I was saddened to read today of the death of Jim Brown. He was an enduring figure for me and for many, both for his legendary exploits on the football field and for his leadership and fearlessness off the field.
In my view, Jim Brown was unquestionably the greatest running back in NFL history, and it isn’t really arguable. He routinely racked up 1,000-yard rushing seasons at a time when the NFL played far fewer regular season games and set the record of 1,863 rushing yards in a single season that endured for years. His career statistics are ridiculous: in only nine years in the league and 118 games, he rushed for 12,312 yards and 106 touchdowns and added 2,499 yards and 20 touchdowns as a receiver. His career average of 104.3 rushing yards per game remains an NFL record. With his size, power, and speed, he was perhaps the only player of his era who could play, and dominate, in the modern NFL.

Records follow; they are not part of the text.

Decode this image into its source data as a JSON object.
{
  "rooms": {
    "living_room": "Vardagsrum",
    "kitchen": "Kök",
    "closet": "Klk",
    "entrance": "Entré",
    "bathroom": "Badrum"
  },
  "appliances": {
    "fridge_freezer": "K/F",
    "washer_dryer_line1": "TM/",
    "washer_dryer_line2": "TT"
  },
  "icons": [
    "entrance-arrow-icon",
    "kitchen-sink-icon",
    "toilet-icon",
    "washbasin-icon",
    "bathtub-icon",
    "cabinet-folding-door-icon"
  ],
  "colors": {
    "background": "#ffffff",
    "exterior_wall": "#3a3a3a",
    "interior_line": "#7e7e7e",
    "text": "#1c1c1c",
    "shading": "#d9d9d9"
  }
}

But his achievements on the football field told only part of the story. Jim Brown was a force. In a great book, They Call It A Game, Bernie Parrish, a former Browns player, recounts Jim Brown coming into the room for the team’s breakfast on the morning of the 1964 NFL title game, the last time the Browns won the championship. “Jim Brown entered the room,” Parrish wrote, “and everyone felt his presence.” He had that kind of personal magnetism, and he took no guff from anyone. When the Browns owner insisted Brown come to training camp and leave the filming of The Dirty Dozen, Brown retired–at age 30, and at the peak of his career. Who knows what records he would have set if he had continued to play?
Jim Brown was active and outspoken about civil rights, racial injustice, and other causes, at a time when few athletes took that risk. He formed what would become the Black Economic Union to encourage black entrepreneurs. He wasn’t perfect, and he had a checkered personal life that was marred by accusations of violence against women. That part of his story shouldn’t be sugar-coated, but it also shouldn’t prevent people from admiring the positive contributions he made, on and off the field.
Just as Jim’s Brown presence was felt, his absence will be felt, too. He was 87.